"We used to be head of the river, and now we can't row for sour apples," Dennison chuckled, "the thing's a perfect pantomime."
"And you are the stupidest clown in it," I said suddenly, for although I did not want to lose my temper the "sour apples" expression, on the top of being told that I had "a fair old head," compelled me to say something.
"One to Marten," Lambert said, as he stalked about the room; they were a most trying lot to have anything to do with. Everything they said was just the thing that made me want to get away from them, and Dennison had told me once that he considered conversation a very fine art.
It would have been wise of me to have gone away without waiting for Dennison's attempts to get level with me, but I felt like staying where I was.
"Poor old fellow," Dennison groaned, "he sits up all night, and then his conscience smites him and his head aches, and he thinks the college is going to the deuce and is to be saved from perdition by his being rude. What you want, old chap, is a sedlitz powder; go and have one, and you won't be so gloomy, you may even smile when you see our eight bumped to-night."

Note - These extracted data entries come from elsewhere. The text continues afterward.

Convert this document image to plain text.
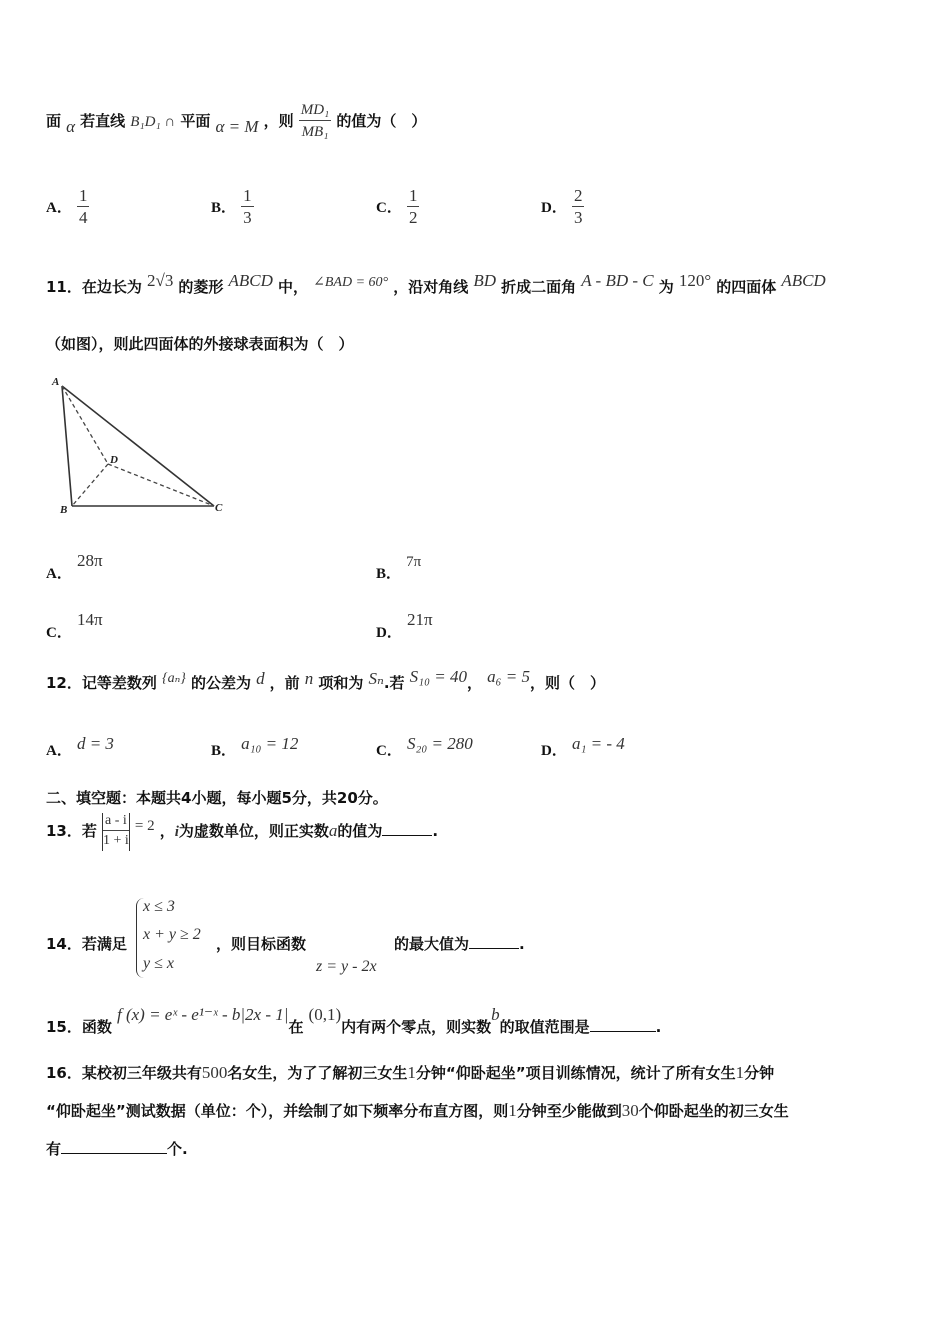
面 α 若直线 B₁D₁ ∩ 平面 α = M ，则 $\frac{\text{MD₁}}{\text{MB₁}}$ 的值为（　）
A． $\frac{1}{4}$	B． $\frac{1}{3}$	C． $\frac{1}{2}$	D． $\frac{2}{3}$
11．在边长为 2√3 的菱形 ABCD 中， ∠BAD = 60° ，沿对角线 BD 折成二面角 A - BD - C 为 120° 的四面体 ABCD
（如图），则此四面体的外接球表面积为（　）
A
B	C
D
A． 28π
B． 7π
C． 14π
D． 21π
12．记等差数列 {aₙ} 的公差为 d ，前 n 项和为 Sₙ.若 S₁₀ = 40， a₆ = 5，则（　）
A． d = 3	B． a₁₀ = 12	C． S₂₀ = 280	D． a₁ = - 4
二、填空题：本题共4小题，每小题5分，共20分。
13．若 $\frac{a - i}{1 + i} = 2$ ，i为虚数单位，则正实数a的值为	.
x ≤ 3
x + y ≥ 2
y ≤ x
14．若满足	，则目标函数	的最大值为	.
z = y - 2x
15．函数 f (x) = eˣ - e¹⁻ˣ - b|2x - 1|在 (0,1)内有两个零点，则实数b的取值范围是	.
16．某校初三年级共有500名女生，为了了解初三女生1分钟“仰卧起坐”项目训练情况，统计了所有女生1分钟
“仰卧起坐”测试数据（单位：个），并绘制了如下频率分布直方图，则1分钟至少能做到30个仰卧起坐的初三女生
有	个.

"You laugh and jeer at our boat when it goes down, but I'll bet you would be the first to kick up a row if we ever make any bumps again, though you don't care whether we go to the bottom of the river and stop there," I answered.
"I don't see that it matters," Lambert put in, "and I would much rather be bottom than bottom but one or even two, there's something dignified about being absolutely last."
"Take a sedlitz powder and become a philosopher," Dennison suggested.
"I always thought your philosophy was founded on something confoundedly odd," I returned, "and now I know all about it."
"I suppose you think that very witty," he replied, and he almost lost his temper, "but though I may not be much of a philosopher I am a first-rate doctor, so when a man wants medicine I tell him so."